Find a element in a sublist from a list at prolog

1
votes

I have this 

initialstate(0,[],[[1,0],[2,3],[1,2],[2,3]]).

I would like to find which sublist inside the list is the same with the number 1. And after delete the sublist who had the number one.

It would be something like that :

?- initialstate(_,_,[X,_]), initialstate(_,_,list),
 delete(list,X,Newlist),assertz(initialstate(A,B,Newlist)).

I know this is wrong but i am trying to explain you what i want to do.

I want my final list to be :

initialstate(0,[],[[2,3],[2,3]]).
2
prolog
Try breaking it down in steps. First, define the main predicate which reads initialstate and instantiates a variable L with the list you want to process (which is [[1,0], ...]). Then define another predicate which will go through a list and omit those members that have a 1. Note, you left open some questions, such as are you only looking for 1 in the fist position? Are there always only two positions in the inner lists? Do you only care about the list that is the 3rd parameter of initialstate? Etc.lurker
I looking only in first position of all sublists which have the number X at first position. Number X it will be given for me.NickName

2 Answers

1
votes

I think you've chosen the right builtin (delete/3), but there is some detail wrong. Here is a working 'query':

?- retract(initialstate(A,B,C)), C=[[X,_]|_], delete(C,[X,_],Newlist), assertz(initialstate(A,B,Newlist)).
A = 0,
B = [],
C = [[1, 0], [2, 3], [1, 2], [2, 3]],
X = 1,
Newlist = [[2, 3], [2, 3]].

First of all: if you do a assertz without first doing a retract you'll end with having an almost duplicate of your data, and probably is not what you want. assertz stores the updated initialstate after the old one (there is asserta, but I doubt will correct the bug).

Second, note how to use pattern matching to extract the essential information:

C=[[X,_]|_]

the use of _ (i.e. an anonymous var) is essential, because allows to specify which part of the complex structure we must ignore when using it. And we must use it also to indicate to delete/3 what to match.

delete(C,[X,_],Newlist)
1
votes

Edit: A new answer to incorporate CapelliC's endorsement of delete/3 and OPs further queries in the comments.

Predicate:

initial_state_without_elements(initialstate(A,B,List), Element,
                               initialstate(A,B,FilteredList) ):-
    delete(List, Element, FilteredList).

Query:

?- initial_state_without_elements(initialstate(0,[],[[1,0],[2,3],[1,2],[2,3]]), [2,_], NewState).
NewState = initialstate(0, [], [[1, 0], [1, 2]]).

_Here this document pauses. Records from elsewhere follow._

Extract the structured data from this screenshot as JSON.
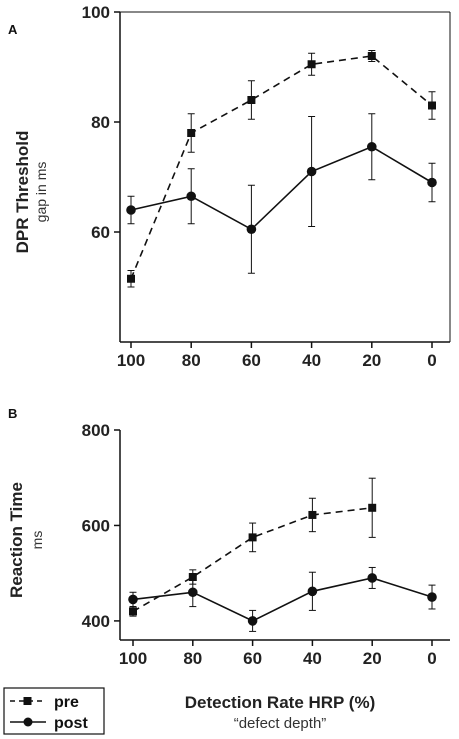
{
  "figure": {
    "xlabel": "Detection Rate HRP (%)",
    "xsublabel": "“defect depth”",
    "legend": [
      {
        "label": "pre",
        "marker": "square",
        "line": "dashed"
      },
      {
        "label": "post",
        "marker": "circle",
        "line": "solid"
      }
    ]
  },
  "chart_data": [
    {
      "panel": "A",
      "type": "line",
      "ylabel": "DPR Threshold",
      "ysublabel": "gap in ms",
      "x": [
        100,
        80,
        60,
        40,
        20,
        0
      ],
      "xticks": [
        "100",
        "80",
        "60",
        "40",
        "20",
        "0"
      ],
      "xlim": [
        100,
        0
      ],
      "yticks": [
        "60",
        "80",
        "100"
      ],
      "yticks_values": [
        60,
        80,
        100
      ],
      "ylim": [
        40,
        100
      ],
      "series": [
        {
          "name": "pre",
          "marker": "square",
          "line": "dashed",
          "values": [
            51.5,
            78,
            84,
            90.5,
            92,
            83
          ],
          "err": [
            1.5,
            3.5,
            3.5,
            2,
            1,
            2.5
          ]
        },
        {
          "name": "post",
          "marker": "circle",
          "line": "solid",
          "values": [
            64,
            66.5,
            60.5,
            71,
            75.5,
            69
          ],
          "err": [
            2.5,
            5,
            8,
            10,
            6,
            3.5
          ]
        }
      ]
    },
    {
      "panel": "B",
      "type": "line",
      "ylabel": "Reaction Time",
      "ysublabel": "ms",
      "x": [
        100,
        80,
        60,
        40,
        20,
        0
      ],
      "xticks": [
        "100",
        "80",
        "60",
        "40",
        "20",
        "0"
      ],
      "xlim": [
        100,
        0
      ],
      "yticks": [
        "400",
        "600",
        "800"
      ],
      "yticks_values": [
        400,
        600,
        800
      ],
      "ylim": [
        360,
        800
      ],
      "series": [
        {
          "name": "pre",
          "marker": "square",
          "line": "dashed",
          "values": [
            420,
            492,
            575,
            622,
            637,
            null
          ],
          "err": [
            10,
            15,
            30,
            35,
            62,
            null
          ]
        },
        {
          "name": "post",
          "marker": "circle",
          "line": "solid",
          "values": [
            445,
            460,
            400,
            462,
            490,
            450
          ],
          "err": [
            15,
            30,
            22,
            40,
            22,
            25
          ]
        }
      ]
    }
  ]
}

We want to take some list of lists, ListOfLists, and remove all the sublists, Ls, that contain a given Element. In general, to check if an element X is in some list List, we we can use member(X, List). So we want a list of lists, SubListsWithout, which contains all Ls of ListOfLists for which member(Element, SubList) is false.

Here is a predicate sublists_without_elements/3, which takes a list of lists, an element, and a variable as arguments, and unifies the variable with a list of the sublists of the first which do not contain the element. This predicate uses the standard recursive technique for describing lists:

sublists_without_element([], _, []).
sublists_without_element([L|Ls], Element, SubListsWithout) :-
    member(Element, L), !, 
    sublists_without_element(Ls, Element, SubListsWithout).
sublists_without_element([L|Ls], Element, [L|SubListsWithout]) :-
    sublists_without_element(Ls, Element, SubListsWithout).

The first clause is our base case: the empty list has no sublists, regardless of the element.

The second clause is true if (1) Element is a member of L, and (2) SubListsWithout is a list of the sublists of Ls which do not contain Element. (note: *L has not been added to SubListsWithout in this clause, which means it has been excluded from the lits we are accumulating. The ! is used to prune the search path here, because once we know that an Element is a member of L, we don't want to have anything to do with L again.)

The third clause is true if L is added to SubListsWithout, and SubListsWithout contains the rest of the sublists of Ls which do not have Element as a member.

The above is one way to write your own predicate to filter a list. It is important that you be able to write and read predicates of this form, because you will see tons of them. However, you'll also want to get to know the standard libraries of your Prolog implementation. In SWI-Prolg, you can simply use exclude\3 to accomplish the above task. Thus, you could achieve your desired goal in with the following: 

filter_initial_state(initial_state(A,B,List),
                     Element,
                     initial_state(A,B,FilteredList)) :-

    exclude(member(Element), List, FilteredList).

You can use it thus,

?- filter_initial_state(initial_state(0,[],[[1,0],[2,3],[1,2],[2,3]]), 1, Filtered).

and prolog will reply,

Filtered = initial_state(0, [], [[2, 3], [2, 3]]).